# Broken sub - worth fixing?



## sga2 (Nov 14, 2009)

My first subwoofer - a $300 Kenwood SW-300 (10" single voice coil sub with ported enclosure and 100W amp) that I got in college 15 years ago - gave up the ghost last year. The speaker died during a Harry Potter marathon my son was showing for his friends. I'll never use this sub again myself, but I hate to toss it if I can put in a cheap replacement speaker and give it to my son.

Any thoughts whether this is worth the effort/expense considering the age/quality of the amp? Also, I don't mind spending ~$50-75 on a replacement but much more than that and I think I'd be better off throwing this out and buying him a new one. 

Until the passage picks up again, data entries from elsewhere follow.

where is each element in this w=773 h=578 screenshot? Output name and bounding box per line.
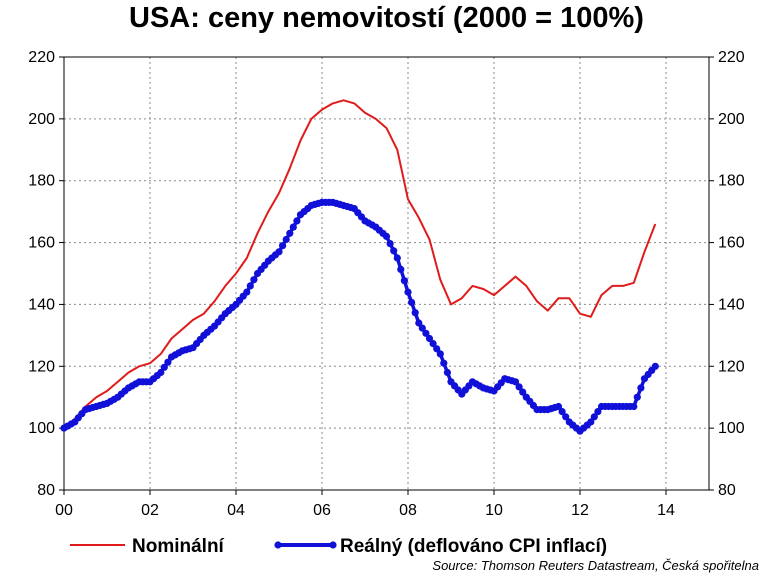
y-tick-label-left: 200: [28, 111, 55, 128]
series-point-real: [418, 324, 426, 332]
series-point-real: [393, 254, 401, 262]
legend: Nominální Reálný (deflováno CPI inflací): [70, 536, 607, 557]
series-point-real: [594, 408, 602, 416]
series-point-real: [250, 276, 258, 284]
series-point-real: [400, 277, 408, 285]
series-point-real: [243, 288, 251, 296]
series-point-real: [382, 232, 391, 240]
series-point-real: [562, 413, 570, 421]
y-tick-label-left: 160: [28, 235, 55, 252]
x-tick-label: 02: [141, 502, 159, 519]
x-tick-label: 00: [55, 502, 73, 519]
series-point-real: [408, 298, 416, 306]
series-point-real: [651, 362, 659, 370]
y-tick-label-left: 100: [28, 420, 55, 437]
series-point-real: [160, 363, 168, 371]
legend-label-nominal: Nominální: [132, 536, 225, 557]
y-tick-label-left: 180: [28, 173, 55, 190]
y-tick-label-right: 220: [718, 49, 745, 66]
series-line-real: [63, 200, 657, 433]
y-tick-label-right: 200: [718, 111, 745, 128]
series-point-real: [275, 248, 283, 256]
chart-title: USA: ceny nemovitostí (2000 = 100%): [129, 2, 644, 34]
series-point-real: [515, 383, 523, 391]
x-tick-label: 10: [485, 502, 503, 519]
x-tick-label: 08: [399, 502, 417, 519]
series-point-real: [429, 340, 437, 348]
series-layer: [60, 99, 659, 435]
series-point-real: [436, 350, 444, 358]
y-tick-label-right: 180: [718, 173, 745, 190]
series-point-real: [630, 402, 638, 411]
grid-layer: [64, 57, 709, 490]
series-point-real: [425, 334, 434, 343]
series-point-real: [590, 413, 598, 421]
y-tick-label-right: 120: [718, 358, 745, 375]
tick-layer: 80 80 100 100 120 120 140 140 160 160 180 180 200 200…: [28, 49, 745, 519]
y-tick-label-right: 160: [718, 235, 745, 252]
series-point-real: [404, 288, 412, 296]
y-tick-label-right: 100: [718, 420, 745, 437]
series-point-real: [293, 217, 301, 225]
series-point-real: [164, 358, 172, 366]
series-point-real: [511, 378, 520, 386]
series-point-real: [411, 309, 419, 317]
x-tick-label: 06: [313, 502, 331, 519]
series-point-real: [386, 240, 394, 248]
series-point-real: [587, 418, 595, 426]
y-tick-label-left: 220: [28, 49, 55, 66]
y-tick-label-left: 140: [28, 296, 55, 313]
chart-source: Source: Thomson Reuters Datastream, Česk…: [432, 558, 759, 573]
series-point-real: [282, 235, 290, 244]
series-line-nominal: [63, 99, 657, 429]
legend-marker-real-2: [329, 541, 337, 549]
series-point-real: [440, 359, 448, 367]
series-point-real: [390, 247, 398, 255]
series-point-real: [397, 265, 405, 273]
plot-frame: [63, 56, 710, 491]
series-point-real: [633, 393, 641, 401]
series-point-real: [558, 408, 566, 416]
series-point-real: [433, 345, 441, 353]
legend-label-real: Reálný (deflováno CPI inflací): [340, 536, 607, 557]
legend-marker-real-1: [274, 541, 282, 549]
series-point-real: [443, 368, 451, 377]
series-point-real: [519, 388, 527, 396]
x-tick-label: 14: [657, 502, 675, 519]
x-tick-label: 04: [227, 502, 245, 519]
y-tick-label-right: 140: [718, 296, 745, 313]
y-tick-label-right: 80: [718, 482, 736, 499]
series-point-real: [157, 368, 165, 377]
x-tick-label: 12: [571, 502, 589, 519]
y-tick-label-left: 80: [37, 482, 55, 499]
series-point-real: [554, 402, 563, 411]
series-point-real: [286, 229, 294, 237]
series-point-real: [246, 282, 254, 290]
series-point-real: [415, 319, 423, 327]
series-point-real: [279, 242, 287, 250]
series-point-real: [637, 384, 645, 392]
series-point-real: [289, 223, 297, 231]
series-point-real: [422, 329, 430, 337]
y-tick-label-left: 120: [28, 358, 55, 375]
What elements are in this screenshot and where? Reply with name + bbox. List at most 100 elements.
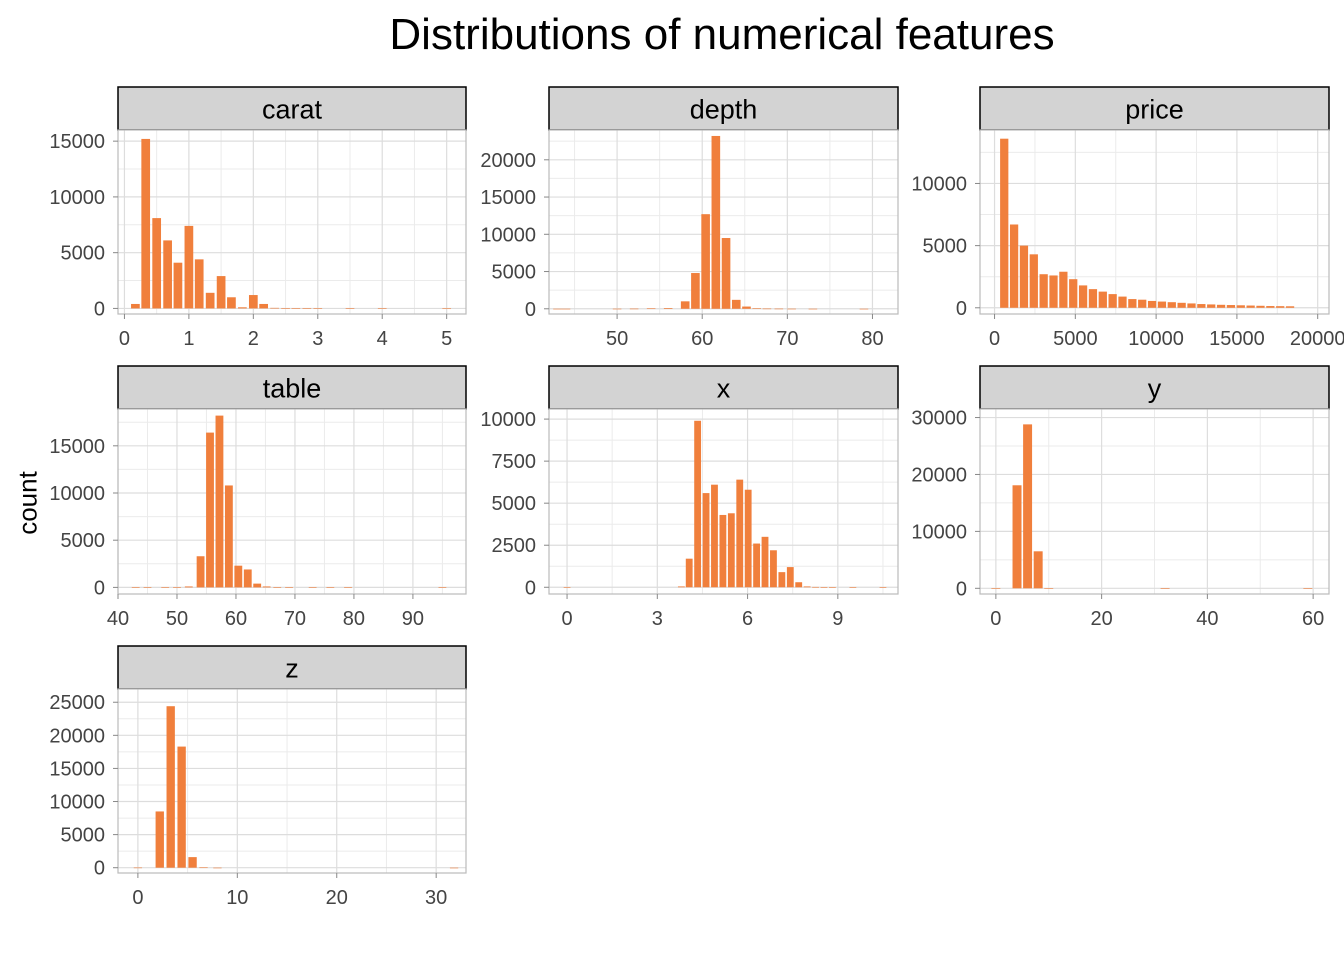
histogram-bar bbox=[281, 308, 290, 309]
histogram-bar bbox=[173, 587, 181, 588]
x-tick-label: 80 bbox=[861, 328, 883, 350]
y-tick-label: 5000 bbox=[492, 262, 537, 284]
histogram-bar bbox=[285, 587, 293, 588]
facet-panel-z: z 0 10 20 30 0 5000 10000 15000 20000 25000 bbox=[49, 645, 467, 909]
histogram-bar bbox=[1098, 291, 1107, 308]
histogram-bar bbox=[761, 536, 769, 588]
histogram-bar bbox=[1128, 299, 1137, 308]
histogram-bar bbox=[184, 225, 194, 309]
histogram-bar bbox=[177, 746, 186, 868]
x-tick-label: 60 bbox=[691, 328, 713, 350]
facet-strip bbox=[979, 86, 1330, 131]
histogram-bar bbox=[719, 514, 727, 588]
x-tick-label: 0 bbox=[132, 887, 143, 909]
histogram-bar bbox=[1303, 588, 1313, 589]
histogram-bar bbox=[259, 303, 268, 309]
histogram-bar bbox=[663, 308, 673, 309]
y-tick-label: 10000 bbox=[911, 521, 967, 543]
histogram-bar bbox=[1069, 279, 1078, 308]
histogram-bar bbox=[680, 301, 690, 309]
histogram-bar bbox=[1044, 588, 1054, 589]
x-tick-label: 50 bbox=[606, 328, 628, 350]
histogram-bar bbox=[1256, 305, 1265, 308]
histogram-bar bbox=[248, 295, 258, 309]
histogram-bar bbox=[561, 308, 571, 310]
histogram-bar bbox=[774, 308, 784, 310]
histogram-bar bbox=[1039, 274, 1048, 308]
y-tick-label: 0 bbox=[956, 578, 967, 600]
x-tick-label: 9 bbox=[832, 608, 843, 630]
x-tick-label: 3 bbox=[652, 608, 663, 630]
histogram-bar bbox=[166, 706, 175, 868]
histogram-bar bbox=[205, 292, 215, 309]
histogram-bar bbox=[646, 308, 656, 310]
panel-background bbox=[118, 689, 466, 873]
histogram-bar bbox=[143, 587, 152, 588]
x-tick-label: 2 bbox=[248, 328, 259, 350]
histogram-bar bbox=[727, 513, 735, 588]
x-tick-label: 30 bbox=[425, 887, 447, 909]
histogram-bar bbox=[163, 240, 172, 309]
x-tick-label: 6 bbox=[742, 608, 753, 630]
y-tick-label: 0 bbox=[94, 577, 105, 599]
x-tick-label: 5000 bbox=[1053, 328, 1098, 350]
histogram-bar bbox=[1246, 305, 1255, 308]
panel-background bbox=[980, 130, 1329, 314]
histogram-bar bbox=[849, 587, 857, 588]
histogram-bar bbox=[721, 238, 731, 309]
histogram-bar bbox=[786, 567, 794, 588]
histogram-bar bbox=[787, 308, 796, 310]
facet-strip bbox=[548, 365, 899, 410]
histogram-bar bbox=[691, 273, 700, 309]
histogram-bar bbox=[243, 569, 252, 588]
facet-panel-x: x 0 3 6 9 0 2500 5000 7500 10000 bbox=[480, 365, 899, 630]
histogram-bar bbox=[812, 586, 819, 588]
panel-background bbox=[118, 409, 466, 594]
y-tick-label: 10000 bbox=[911, 173, 967, 195]
histogram-bar bbox=[377, 308, 387, 310]
histogram-bar bbox=[879, 587, 887, 588]
histogram-bar bbox=[131, 303, 140, 309]
histogram-bar bbox=[216, 276, 226, 309]
histogram-bar bbox=[449, 867, 459, 869]
y-tick-label: 5000 bbox=[492, 493, 537, 515]
histogram-bar bbox=[1207, 304, 1216, 308]
histogram-bar bbox=[1049, 275, 1058, 308]
histogram-bar bbox=[752, 308, 762, 309]
histogram-bar bbox=[131, 587, 140, 588]
histogram-bar bbox=[345, 308, 355, 310]
histogram-bar bbox=[829, 587, 836, 588]
histogram-bar bbox=[1009, 224, 1019, 308]
chart-title: Distributions of numerical features bbox=[389, 10, 1055, 59]
facet-strip-label: x bbox=[717, 374, 731, 404]
y-tick-label: 20000 bbox=[480, 150, 536, 172]
y-tick-label: 15000 bbox=[49, 758, 105, 780]
y-tick-label: 20000 bbox=[911, 464, 967, 486]
histogram-bar bbox=[194, 259, 204, 309]
x-tick-label: 15000 bbox=[1209, 328, 1265, 350]
histogram-bar bbox=[991, 588, 1001, 589]
x-tick-label: 70 bbox=[284, 608, 306, 630]
histogram-bar bbox=[1059, 271, 1068, 308]
facet-strip-label: price bbox=[1125, 95, 1184, 125]
histogram-bar bbox=[1236, 305, 1245, 308]
x-tick-label: 4 bbox=[377, 328, 388, 350]
histogram-bar bbox=[326, 587, 335, 588]
y-tick-label: 25000 bbox=[49, 692, 105, 714]
histogram-bar bbox=[770, 550, 777, 588]
x-tick-label: 0 bbox=[119, 328, 130, 350]
histogram-bar bbox=[1078, 285, 1088, 308]
histogram-bar bbox=[711, 484, 718, 588]
histogram-bar bbox=[1033, 551, 1043, 589]
x-tick-label: 80 bbox=[343, 608, 365, 630]
histogram-bar bbox=[308, 587, 317, 588]
histogram-bar bbox=[563, 587, 571, 588]
x-tick-label: 70 bbox=[776, 328, 798, 350]
histogram-bar bbox=[1197, 304, 1206, 308]
y-tick-label: 10000 bbox=[480, 224, 536, 246]
histogram-bar bbox=[744, 489, 752, 588]
histogram-bar bbox=[133, 867, 143, 869]
histogram-bar bbox=[1019, 245, 1029, 308]
histogram-bar bbox=[224, 485, 233, 588]
histogram-bar bbox=[795, 582, 803, 588]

Any recommendations for an inexpensinve repalcement speaker for this unit? ParteExpress has 3 in my price range - Dayton DCS255-4 and Peerless 830668 (both single voice coil) for ~$75 and a Dayton #SD270A-88 (dual voice coil) for ~$40.

Thanks,
sga2


----------



## Mike P. (Apr 6, 2007)

The replacement driver needs to match the specific box size and tuning frequency of the cabinet to get the best performance from this cabinet and amp combination. What are the internal dimensions of the cabinet as well as the diameter and length of the port? From this information it can be detetmined if there is a suiable low cost driver that will work.


----------



## sga2 (Nov 14, 2009)

Mike P. said:


> The replacement driver needs to match the specific box size and tuning frequency of the cabinet to get the best performance from this cabinet and amp combination. What are the internal dimensions of the cabinet as well as the diameter and length of the port? From this information it can be detetmined if there is a suiable low cost driver that will work.

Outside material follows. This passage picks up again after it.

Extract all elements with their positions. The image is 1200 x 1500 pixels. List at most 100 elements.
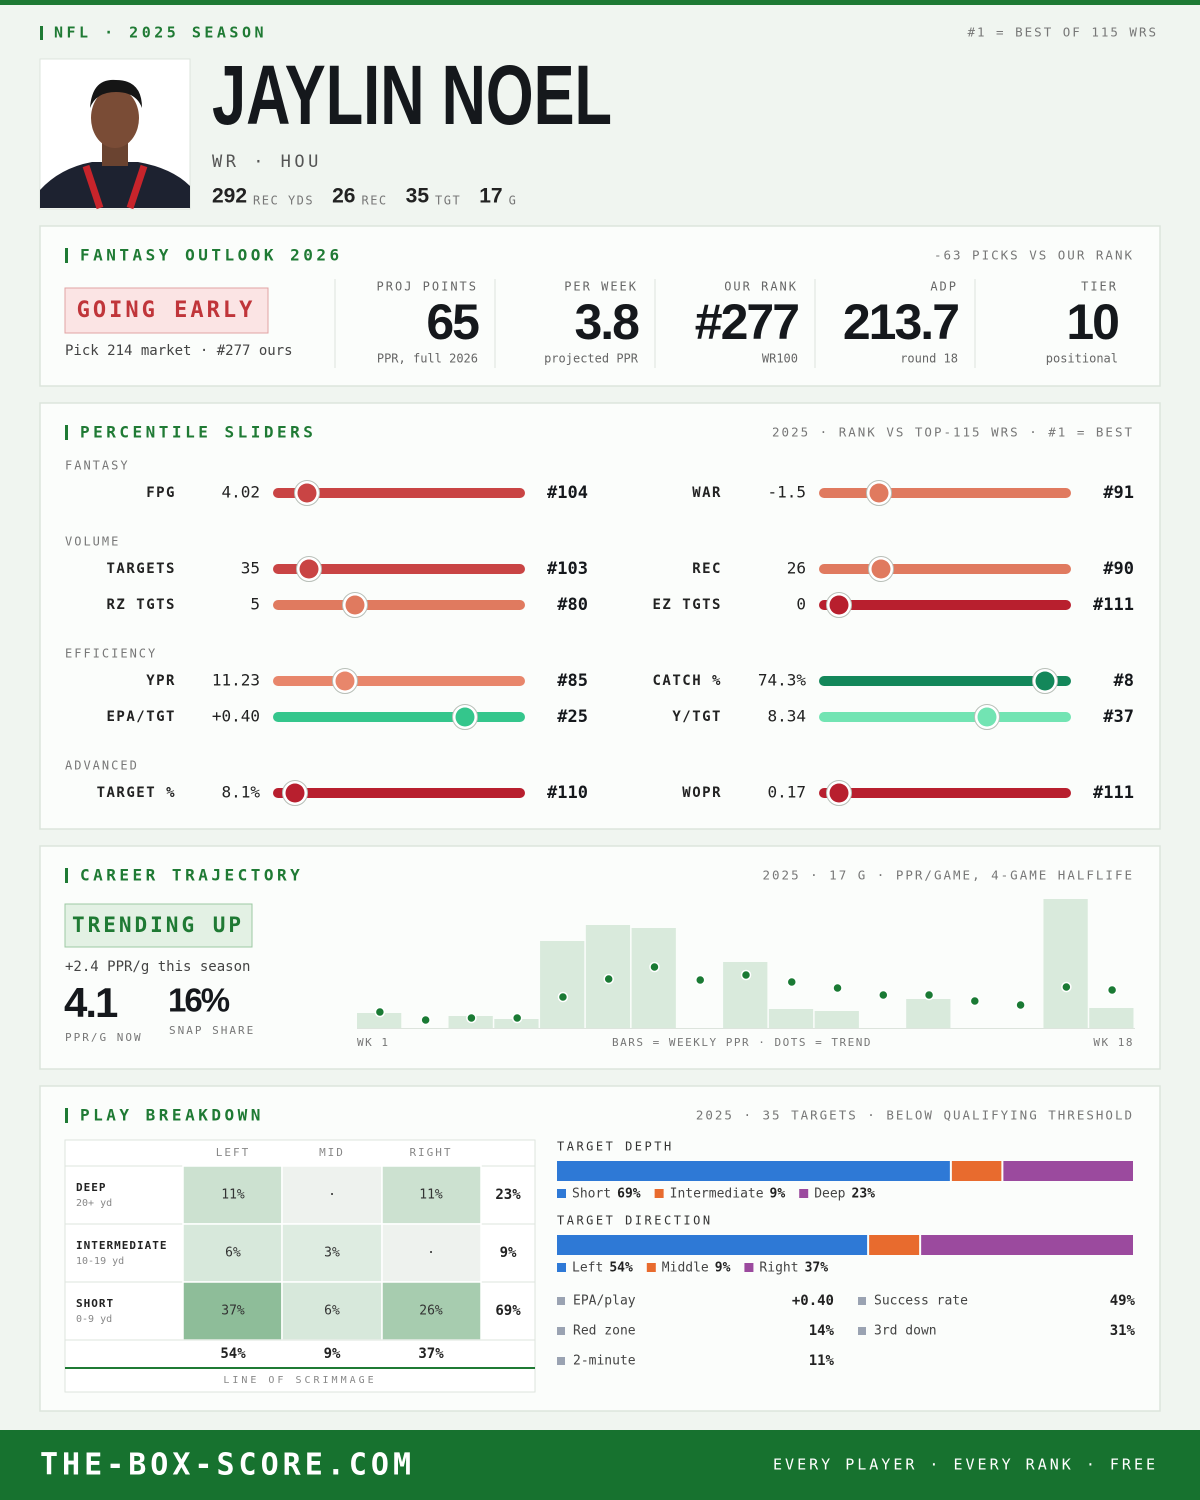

Thanks! I'll measure tonight and report.

Regards,
sga2


----------



## sga2 (Nov 14, 2009)

Inside dimensions: 12.5" x 14.5" x 14.5".
Port: 3.375" dia x 9.25" long.

Thanks, 
sga2


----------



## Mike P. (Apr 6, 2007)

The box is 1.4 cu.ft. tuned to 38 hz. I don't know what driver would work best with such a high tuning frequency.


----------



## sga2 (Nov 14, 2009)

Mike P. said:


> The box is 1.4 cu.ft. tuned to 38 hz. I don't know what driver would work best with such a high tuning frequency.


Understood. However, as this is a hand-me-down for a 15 year old I'm not looking for ruler flat response. I mostly am not sure whether replacing the driver is worth a small investment of if the amp's age and quality dictate that I toss it.

Regards,
sga2


----------